MRI of the brain. (A, B) Axial and coronal T1 post-gadolinium images shows pachymeningeal enhancement (black arrows) at bilateral frontal especially at right frontal area. (C, D) In 2 months after the steroid therapy, follow-up MRI demonstrated nearly complete regression of the pachymeningeal enhancement (white arrows).

DISCUSSION

This patient presented with blurred vision and a non-specific chronic headache. The Gd-enhanced brain MRI showed a diffuse thickening of the pachymeninges and was consistent with HP. HP is an uncommon chronic inflammatory disorder characterized by a diffuse or localized thickening of the intracranial or spinal dura mater. Many conditions have been associated with this disease, including intracranial hypotension, inflammation (sarcoidosis), and neoplastic disorders (meningiomas, gliomas) [56]. The pathophysiology of HP is not well understood, although subacute or chronic meninigeal inflammation has been considered as potential causes. In this case, during the differential diagnosis, BD was revealed. BD is also a multisystem inflammatory disorder with a chronic course. Although the neurologic involvement (NBD) is less frequent than the other major presentations, it produces severe disabilities. NBD can involve both the central and peripheral nervous systems. It can be categorized into three main groups: parenchymal central nervous system (CNS) involvement, which includes brainstem, cerebral, spinal cord and optic neuropathy; nonparenchymal CNS involvement which includes cerebral venous thrombosis, intracranial hypertension syndrome, and acute meningeal syndrome; and peripheral nervous system involvement [14]. Although isolated meningeal presentation in NBD is quite rare, several cases have been reported as acute meningitis, and recurrent meningitis [27]. We suggest that if NBD affects the meninges, the meningeal chronic inflammation by NBD could be progressed to HP. There have been several reports of cases with other systemic inflammatory disorders such as Wegener's granulomatosis, rheumatoid arthritis, Sjogren's syndrome, mixed connective tissue disease [89101112]. To the best of our knowledge, there have been no previous reports of HP in a patient with BD.
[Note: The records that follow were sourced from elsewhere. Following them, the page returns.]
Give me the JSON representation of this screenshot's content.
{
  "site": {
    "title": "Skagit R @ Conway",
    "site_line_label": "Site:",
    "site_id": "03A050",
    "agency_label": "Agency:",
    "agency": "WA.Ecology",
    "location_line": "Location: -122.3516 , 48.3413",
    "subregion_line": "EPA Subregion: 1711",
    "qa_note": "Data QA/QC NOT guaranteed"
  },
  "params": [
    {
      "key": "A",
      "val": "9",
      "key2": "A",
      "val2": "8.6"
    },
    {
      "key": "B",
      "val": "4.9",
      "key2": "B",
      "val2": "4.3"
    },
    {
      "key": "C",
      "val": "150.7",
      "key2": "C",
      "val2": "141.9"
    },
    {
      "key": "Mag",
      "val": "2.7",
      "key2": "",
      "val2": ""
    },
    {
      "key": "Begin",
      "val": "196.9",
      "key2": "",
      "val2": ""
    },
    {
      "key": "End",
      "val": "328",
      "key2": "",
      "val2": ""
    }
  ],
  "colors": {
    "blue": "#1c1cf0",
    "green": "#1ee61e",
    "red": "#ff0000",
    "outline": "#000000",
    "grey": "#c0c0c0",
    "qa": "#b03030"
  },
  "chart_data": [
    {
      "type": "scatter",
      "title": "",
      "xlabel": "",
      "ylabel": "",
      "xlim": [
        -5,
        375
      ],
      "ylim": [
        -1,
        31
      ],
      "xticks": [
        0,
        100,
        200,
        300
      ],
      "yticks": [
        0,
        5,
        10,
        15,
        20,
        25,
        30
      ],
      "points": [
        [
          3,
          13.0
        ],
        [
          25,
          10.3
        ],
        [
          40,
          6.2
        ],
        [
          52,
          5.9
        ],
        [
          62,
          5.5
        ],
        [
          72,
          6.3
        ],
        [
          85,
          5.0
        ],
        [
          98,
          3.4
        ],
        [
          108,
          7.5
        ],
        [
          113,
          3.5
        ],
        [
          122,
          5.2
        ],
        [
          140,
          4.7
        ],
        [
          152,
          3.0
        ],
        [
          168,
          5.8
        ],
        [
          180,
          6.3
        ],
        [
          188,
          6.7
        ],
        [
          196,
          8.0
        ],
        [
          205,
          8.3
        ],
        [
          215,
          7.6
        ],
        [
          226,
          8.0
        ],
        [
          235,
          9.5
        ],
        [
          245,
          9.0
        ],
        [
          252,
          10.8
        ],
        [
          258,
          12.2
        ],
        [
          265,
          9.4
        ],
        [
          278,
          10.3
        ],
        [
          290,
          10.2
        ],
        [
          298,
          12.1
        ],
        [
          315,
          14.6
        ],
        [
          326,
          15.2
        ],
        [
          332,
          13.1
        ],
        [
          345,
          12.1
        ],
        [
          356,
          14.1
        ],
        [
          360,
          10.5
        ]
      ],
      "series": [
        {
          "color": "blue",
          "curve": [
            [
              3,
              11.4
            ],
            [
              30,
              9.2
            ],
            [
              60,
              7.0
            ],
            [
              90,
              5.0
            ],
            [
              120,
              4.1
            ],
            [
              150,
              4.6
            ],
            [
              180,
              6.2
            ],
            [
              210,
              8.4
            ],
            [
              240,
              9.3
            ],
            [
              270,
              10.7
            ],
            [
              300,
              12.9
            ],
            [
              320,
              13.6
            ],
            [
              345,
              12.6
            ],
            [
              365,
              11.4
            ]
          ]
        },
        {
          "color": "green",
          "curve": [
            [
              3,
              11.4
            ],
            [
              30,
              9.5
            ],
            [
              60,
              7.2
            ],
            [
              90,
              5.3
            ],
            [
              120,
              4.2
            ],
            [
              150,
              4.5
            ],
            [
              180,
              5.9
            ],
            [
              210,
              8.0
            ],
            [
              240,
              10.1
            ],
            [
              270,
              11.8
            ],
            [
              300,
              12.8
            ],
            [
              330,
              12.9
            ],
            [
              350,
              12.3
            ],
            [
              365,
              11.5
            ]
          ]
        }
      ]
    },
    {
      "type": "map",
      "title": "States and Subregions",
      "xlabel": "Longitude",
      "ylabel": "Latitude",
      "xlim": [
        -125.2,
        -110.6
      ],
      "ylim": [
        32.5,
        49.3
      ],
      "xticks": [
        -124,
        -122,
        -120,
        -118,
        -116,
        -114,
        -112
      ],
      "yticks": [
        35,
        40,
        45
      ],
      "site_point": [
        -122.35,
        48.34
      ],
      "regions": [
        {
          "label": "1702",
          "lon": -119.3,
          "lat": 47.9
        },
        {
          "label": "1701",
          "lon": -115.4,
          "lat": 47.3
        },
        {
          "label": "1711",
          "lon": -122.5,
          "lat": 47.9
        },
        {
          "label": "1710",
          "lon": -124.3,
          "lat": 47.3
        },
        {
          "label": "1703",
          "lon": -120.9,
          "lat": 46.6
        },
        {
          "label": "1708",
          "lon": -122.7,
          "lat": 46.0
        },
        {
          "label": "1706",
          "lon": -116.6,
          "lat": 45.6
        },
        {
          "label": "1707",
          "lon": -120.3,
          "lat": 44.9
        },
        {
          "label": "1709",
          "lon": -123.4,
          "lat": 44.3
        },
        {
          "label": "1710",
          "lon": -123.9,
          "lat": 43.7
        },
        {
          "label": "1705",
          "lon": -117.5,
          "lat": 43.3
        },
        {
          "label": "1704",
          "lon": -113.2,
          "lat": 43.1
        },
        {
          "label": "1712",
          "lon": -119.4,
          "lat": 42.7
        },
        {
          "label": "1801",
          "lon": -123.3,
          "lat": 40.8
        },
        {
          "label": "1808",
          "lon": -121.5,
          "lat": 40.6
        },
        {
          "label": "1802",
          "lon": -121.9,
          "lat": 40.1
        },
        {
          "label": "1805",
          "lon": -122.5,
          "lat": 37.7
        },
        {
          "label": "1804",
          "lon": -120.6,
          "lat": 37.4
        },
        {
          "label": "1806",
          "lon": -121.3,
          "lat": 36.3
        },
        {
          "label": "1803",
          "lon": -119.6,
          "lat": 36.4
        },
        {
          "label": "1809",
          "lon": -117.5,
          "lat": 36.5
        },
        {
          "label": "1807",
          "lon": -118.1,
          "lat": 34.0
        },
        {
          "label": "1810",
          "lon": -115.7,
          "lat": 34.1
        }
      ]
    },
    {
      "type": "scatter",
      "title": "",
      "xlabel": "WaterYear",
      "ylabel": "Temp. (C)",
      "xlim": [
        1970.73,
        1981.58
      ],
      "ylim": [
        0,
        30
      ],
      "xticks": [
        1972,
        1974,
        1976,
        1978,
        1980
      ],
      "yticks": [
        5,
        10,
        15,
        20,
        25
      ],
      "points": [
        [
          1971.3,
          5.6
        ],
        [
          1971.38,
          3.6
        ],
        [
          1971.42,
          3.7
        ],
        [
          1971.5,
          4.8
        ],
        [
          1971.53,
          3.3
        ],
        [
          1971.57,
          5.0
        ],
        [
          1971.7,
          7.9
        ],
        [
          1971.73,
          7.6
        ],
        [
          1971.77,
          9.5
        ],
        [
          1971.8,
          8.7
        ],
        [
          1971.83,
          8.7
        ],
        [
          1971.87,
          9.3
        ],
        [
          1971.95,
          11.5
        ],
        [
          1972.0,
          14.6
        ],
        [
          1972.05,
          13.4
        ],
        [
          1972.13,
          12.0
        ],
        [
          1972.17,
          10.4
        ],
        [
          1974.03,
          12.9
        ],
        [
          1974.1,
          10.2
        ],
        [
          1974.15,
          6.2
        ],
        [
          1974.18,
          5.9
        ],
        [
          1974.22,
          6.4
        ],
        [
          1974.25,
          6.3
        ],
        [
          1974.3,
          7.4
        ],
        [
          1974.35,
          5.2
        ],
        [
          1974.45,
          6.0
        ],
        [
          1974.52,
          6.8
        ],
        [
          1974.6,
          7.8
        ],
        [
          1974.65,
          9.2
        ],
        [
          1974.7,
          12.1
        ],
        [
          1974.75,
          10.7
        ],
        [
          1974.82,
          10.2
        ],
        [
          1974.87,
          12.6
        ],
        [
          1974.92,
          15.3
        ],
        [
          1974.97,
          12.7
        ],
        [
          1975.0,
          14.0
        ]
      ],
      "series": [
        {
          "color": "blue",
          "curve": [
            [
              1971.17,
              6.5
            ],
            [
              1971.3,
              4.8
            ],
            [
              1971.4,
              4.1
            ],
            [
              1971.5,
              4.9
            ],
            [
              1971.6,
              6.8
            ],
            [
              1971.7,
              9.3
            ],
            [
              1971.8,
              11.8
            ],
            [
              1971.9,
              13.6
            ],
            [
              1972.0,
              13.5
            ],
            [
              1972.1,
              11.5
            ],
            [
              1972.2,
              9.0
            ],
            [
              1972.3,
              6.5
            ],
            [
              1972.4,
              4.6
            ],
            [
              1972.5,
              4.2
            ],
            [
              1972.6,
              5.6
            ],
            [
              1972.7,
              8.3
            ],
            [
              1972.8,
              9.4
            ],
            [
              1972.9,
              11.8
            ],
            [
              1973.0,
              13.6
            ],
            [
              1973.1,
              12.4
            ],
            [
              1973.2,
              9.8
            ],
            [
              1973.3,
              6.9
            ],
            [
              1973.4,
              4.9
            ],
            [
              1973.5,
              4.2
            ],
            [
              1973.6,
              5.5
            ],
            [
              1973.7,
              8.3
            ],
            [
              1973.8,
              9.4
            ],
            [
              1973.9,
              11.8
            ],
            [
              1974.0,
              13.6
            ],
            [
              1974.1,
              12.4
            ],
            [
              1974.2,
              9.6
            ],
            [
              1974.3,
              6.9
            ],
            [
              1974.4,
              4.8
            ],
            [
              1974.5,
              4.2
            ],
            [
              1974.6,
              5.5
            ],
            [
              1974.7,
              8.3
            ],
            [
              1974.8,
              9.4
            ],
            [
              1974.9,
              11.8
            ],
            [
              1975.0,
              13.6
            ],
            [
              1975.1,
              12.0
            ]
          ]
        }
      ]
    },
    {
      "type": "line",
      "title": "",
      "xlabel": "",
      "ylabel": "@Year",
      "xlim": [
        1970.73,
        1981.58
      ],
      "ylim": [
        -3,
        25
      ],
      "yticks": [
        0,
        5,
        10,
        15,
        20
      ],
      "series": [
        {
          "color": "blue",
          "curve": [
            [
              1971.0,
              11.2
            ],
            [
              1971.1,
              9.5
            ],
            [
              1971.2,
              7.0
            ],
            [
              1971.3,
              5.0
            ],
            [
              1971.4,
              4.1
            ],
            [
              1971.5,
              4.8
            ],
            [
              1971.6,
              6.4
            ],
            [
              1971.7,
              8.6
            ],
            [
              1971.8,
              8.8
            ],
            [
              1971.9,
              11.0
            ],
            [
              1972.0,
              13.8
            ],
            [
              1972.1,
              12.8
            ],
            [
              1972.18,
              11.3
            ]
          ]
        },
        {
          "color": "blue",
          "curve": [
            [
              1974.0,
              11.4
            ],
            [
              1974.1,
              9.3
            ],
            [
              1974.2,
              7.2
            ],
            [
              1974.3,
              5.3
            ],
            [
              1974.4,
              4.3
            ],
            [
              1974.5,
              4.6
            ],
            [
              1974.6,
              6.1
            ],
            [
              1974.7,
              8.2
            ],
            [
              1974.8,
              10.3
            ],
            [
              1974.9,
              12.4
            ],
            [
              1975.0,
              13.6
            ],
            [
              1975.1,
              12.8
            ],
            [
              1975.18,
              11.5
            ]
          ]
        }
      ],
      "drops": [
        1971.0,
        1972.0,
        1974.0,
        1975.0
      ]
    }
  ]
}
Corticosteroids, mostly methylprednisolone pulse therapy followed by oral administration, were administered as the first choice for both HP and NBD. It is important to note that HP, in the absence of infection, responds well to treatment with corticosteroids. In a study conducted in Japan, a total of 94 cases received corticosteroids as initial immunotherapy, resulting in an 87.2% improvement [13]. In 54 cases with an insufficient response to corticosteroids, immunosuppressants were added and 92.6% improved. On the other hand, when the evaluation fails to reveal a cause, idiopathic HP (IHP) should be considered. IHP frequently progresses if untreated, and although corticosteroid treatment improves the majority of patients, the benefit may be temporary and partial [14]. In order to avoid relapse, steroid doses were carefully tapered. If there is an insufficient or refractory response to steroids, clinicians should consider the addition of a second immonusuppresant, such as azathioprine or methotrexate.

IgG4-related disease is a recently described inflammatory condition and is suggested to be a common cause in IHP [15]. Zachary, et al reported that 66% had been regarded previously as representing IHP were diagnosed as IgG4-related disease [16]. Therefore, the IgG4 test is necessary in IHP. Unfortunately, we did not measure his IgG4 titer.

The main symptoms and neurological findings of HP are headache, followed by cranial nerve symptoms. However, the headache associated with HP is non-specific and makes HP difficult to diagnose without performing Gd-enhanced MRI. Moreover, headache is a very common symptom in general and occurs not only in patients with BD, but also in healthy people as well. This report indicates that NBD, similar to other systemic autoimmune disorders, may cause HP. Patients diagnosed with or suspected of having BD that complain of chronic headaches should undergo Gd-enhanced MRI to determine the possible presence of HP.